In the startled silence that follows, which is punctuated only by John’s harsh breathing, the intruder walks over to him, regards him solemnly, then asks, “Are they always like this, then?”
In a tone of flat resignation, he responds, “Yes. Always.”
The intruder nods thoughtfully, then unties him. “You can go,” he says. “I’m really sorry about this. I hope the rest of your day is better.”
John blinks at him, startled. “Right. Okay. Erm, thanks.” He hastily leaves the room.
The intruder turns to Mycroft. “Where is the duct tape kept?”
There is no chance for him to answer, because at that moment the intruder is felled by a crossbow bolt to the right shoulder. He collapses onto the ground, clutching his shoulder and moaning in pain.
Anthea steps through the door decisively. “So sorry, I was on a tea break.”
For some reason, Mycroft has been held hostage (in his office - someone has a grudge against public transport?; or during one of the cases - because he went to check up on Sherlock?; etc.), and everyone else is getting a bit panicky.
Except Sherlock. He's constantly pointing out all the mistakes that the criminal(s) are doing, calling them names, generally provoking them like his normal self (maybe it's his way of showing concern/irritation/etc?). For example, "No, you fool! Secure his arms, properly! Before he elbows you and gets free! God, you'd think you'd never done this before!"
And Mycroft is just sniping back that he's "not helping the situation at all, thank you, and could he stop giving advice to the lowlifes that had the gall not to check that all exits were secure."

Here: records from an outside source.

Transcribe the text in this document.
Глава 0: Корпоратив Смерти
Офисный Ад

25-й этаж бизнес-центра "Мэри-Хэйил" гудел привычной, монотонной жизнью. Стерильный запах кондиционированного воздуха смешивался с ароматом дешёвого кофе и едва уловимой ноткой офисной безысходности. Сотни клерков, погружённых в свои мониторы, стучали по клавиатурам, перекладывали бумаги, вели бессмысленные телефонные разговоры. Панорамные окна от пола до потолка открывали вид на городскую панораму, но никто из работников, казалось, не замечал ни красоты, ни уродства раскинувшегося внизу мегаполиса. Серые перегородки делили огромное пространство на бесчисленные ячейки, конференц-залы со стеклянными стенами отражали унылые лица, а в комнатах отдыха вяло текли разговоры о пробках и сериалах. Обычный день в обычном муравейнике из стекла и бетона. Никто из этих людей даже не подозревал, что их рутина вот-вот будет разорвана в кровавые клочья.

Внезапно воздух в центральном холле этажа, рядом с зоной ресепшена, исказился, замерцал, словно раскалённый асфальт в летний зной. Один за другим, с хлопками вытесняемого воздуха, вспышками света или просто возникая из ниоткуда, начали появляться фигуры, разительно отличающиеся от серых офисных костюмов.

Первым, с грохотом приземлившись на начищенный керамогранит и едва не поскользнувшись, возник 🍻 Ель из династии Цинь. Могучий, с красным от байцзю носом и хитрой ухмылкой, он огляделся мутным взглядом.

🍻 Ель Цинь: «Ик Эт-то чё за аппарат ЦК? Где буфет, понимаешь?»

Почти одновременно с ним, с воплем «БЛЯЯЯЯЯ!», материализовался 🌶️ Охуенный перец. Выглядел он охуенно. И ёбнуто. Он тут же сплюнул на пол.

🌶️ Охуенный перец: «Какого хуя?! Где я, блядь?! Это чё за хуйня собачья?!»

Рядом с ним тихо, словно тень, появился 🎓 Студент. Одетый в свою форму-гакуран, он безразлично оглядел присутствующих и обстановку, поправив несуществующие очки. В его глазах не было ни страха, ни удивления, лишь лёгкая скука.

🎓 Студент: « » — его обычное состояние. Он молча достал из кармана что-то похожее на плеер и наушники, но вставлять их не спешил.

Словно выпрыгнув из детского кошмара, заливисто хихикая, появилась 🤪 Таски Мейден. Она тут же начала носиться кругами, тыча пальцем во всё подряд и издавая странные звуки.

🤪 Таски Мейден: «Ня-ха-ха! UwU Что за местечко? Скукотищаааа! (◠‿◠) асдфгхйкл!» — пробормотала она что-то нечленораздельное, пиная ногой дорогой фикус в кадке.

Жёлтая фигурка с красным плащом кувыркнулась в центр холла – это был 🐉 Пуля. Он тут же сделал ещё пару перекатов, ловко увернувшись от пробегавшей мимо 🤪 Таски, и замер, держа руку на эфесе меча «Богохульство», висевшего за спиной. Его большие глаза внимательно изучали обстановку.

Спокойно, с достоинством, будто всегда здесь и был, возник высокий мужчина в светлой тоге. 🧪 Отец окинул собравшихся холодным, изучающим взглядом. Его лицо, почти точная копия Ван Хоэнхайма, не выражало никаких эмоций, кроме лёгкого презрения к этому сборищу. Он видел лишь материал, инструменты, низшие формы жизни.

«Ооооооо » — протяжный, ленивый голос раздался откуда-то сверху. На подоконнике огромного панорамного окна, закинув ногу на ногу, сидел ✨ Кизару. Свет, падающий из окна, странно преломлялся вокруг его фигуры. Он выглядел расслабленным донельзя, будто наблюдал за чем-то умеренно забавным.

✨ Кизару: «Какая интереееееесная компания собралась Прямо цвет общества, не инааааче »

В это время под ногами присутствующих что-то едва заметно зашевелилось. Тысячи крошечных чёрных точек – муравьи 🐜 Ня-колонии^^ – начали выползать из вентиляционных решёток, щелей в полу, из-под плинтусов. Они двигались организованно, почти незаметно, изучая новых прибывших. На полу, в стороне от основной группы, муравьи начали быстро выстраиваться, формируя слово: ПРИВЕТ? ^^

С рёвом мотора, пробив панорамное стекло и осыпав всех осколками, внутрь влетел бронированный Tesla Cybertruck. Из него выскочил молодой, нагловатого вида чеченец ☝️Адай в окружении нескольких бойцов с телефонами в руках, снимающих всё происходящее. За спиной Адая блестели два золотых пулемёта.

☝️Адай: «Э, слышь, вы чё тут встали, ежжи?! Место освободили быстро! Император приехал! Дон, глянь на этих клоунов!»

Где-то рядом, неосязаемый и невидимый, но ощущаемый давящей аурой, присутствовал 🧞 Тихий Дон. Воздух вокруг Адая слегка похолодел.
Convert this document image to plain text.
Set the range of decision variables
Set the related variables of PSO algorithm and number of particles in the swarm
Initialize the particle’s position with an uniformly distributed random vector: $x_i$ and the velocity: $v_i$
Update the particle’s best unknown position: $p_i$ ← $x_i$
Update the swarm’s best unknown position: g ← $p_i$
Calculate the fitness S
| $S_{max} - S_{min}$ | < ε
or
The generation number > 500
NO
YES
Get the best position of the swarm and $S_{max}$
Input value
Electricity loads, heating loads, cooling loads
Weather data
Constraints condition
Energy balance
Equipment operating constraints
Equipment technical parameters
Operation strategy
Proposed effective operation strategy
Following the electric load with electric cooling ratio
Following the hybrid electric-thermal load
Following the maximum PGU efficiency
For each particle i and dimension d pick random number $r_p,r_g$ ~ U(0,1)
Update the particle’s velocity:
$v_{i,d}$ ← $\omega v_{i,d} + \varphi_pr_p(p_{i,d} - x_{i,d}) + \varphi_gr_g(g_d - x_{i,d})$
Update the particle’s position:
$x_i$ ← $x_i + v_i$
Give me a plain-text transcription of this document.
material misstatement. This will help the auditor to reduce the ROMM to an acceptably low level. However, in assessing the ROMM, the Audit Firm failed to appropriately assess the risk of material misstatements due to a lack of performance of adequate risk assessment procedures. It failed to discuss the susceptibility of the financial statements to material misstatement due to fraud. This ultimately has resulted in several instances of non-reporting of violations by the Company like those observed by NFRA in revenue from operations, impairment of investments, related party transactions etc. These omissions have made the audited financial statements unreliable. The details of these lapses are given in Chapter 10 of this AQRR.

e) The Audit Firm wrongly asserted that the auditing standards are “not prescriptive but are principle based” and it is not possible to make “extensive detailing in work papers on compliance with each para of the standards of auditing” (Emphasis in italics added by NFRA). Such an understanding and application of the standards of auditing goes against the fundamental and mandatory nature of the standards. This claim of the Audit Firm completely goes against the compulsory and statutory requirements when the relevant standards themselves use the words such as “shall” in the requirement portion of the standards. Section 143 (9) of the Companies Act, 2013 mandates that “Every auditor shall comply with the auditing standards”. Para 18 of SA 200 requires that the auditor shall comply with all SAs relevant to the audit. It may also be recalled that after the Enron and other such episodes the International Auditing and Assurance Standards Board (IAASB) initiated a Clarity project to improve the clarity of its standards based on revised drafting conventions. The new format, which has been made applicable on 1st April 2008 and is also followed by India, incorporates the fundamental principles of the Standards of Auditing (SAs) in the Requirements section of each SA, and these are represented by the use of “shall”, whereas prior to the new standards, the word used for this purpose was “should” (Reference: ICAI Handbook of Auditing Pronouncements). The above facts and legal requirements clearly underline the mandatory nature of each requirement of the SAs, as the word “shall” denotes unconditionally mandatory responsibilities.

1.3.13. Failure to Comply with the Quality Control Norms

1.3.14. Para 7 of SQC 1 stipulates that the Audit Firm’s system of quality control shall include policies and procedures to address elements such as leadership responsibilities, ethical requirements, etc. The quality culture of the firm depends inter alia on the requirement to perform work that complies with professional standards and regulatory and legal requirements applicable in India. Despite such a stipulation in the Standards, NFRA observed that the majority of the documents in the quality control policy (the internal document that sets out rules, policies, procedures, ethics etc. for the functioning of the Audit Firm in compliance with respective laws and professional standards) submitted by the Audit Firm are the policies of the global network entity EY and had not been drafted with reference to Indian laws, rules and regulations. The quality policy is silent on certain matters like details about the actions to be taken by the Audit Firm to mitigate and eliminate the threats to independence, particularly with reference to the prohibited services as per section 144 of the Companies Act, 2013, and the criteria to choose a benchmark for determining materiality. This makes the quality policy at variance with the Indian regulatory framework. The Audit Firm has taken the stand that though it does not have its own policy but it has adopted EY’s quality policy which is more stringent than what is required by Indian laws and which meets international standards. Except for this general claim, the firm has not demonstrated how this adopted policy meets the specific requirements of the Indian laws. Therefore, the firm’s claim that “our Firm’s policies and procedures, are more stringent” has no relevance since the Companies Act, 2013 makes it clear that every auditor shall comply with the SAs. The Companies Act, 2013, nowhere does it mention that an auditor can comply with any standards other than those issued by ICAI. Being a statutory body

Basically a lot of sibling rivalry between them, as they see who can unnerve the criminal(s) first (because it's not like they're all that competent anyway, plus the gun's not loaded.) Scotland Yard just gets more and more exasperated and frustrated by their antics, but John is long-suffering ("You see? THIS is what I have to deal with every time they get together").
Bonus: John having to stop them fro being TOO childish (much like Mycroft does in 'ASiB'.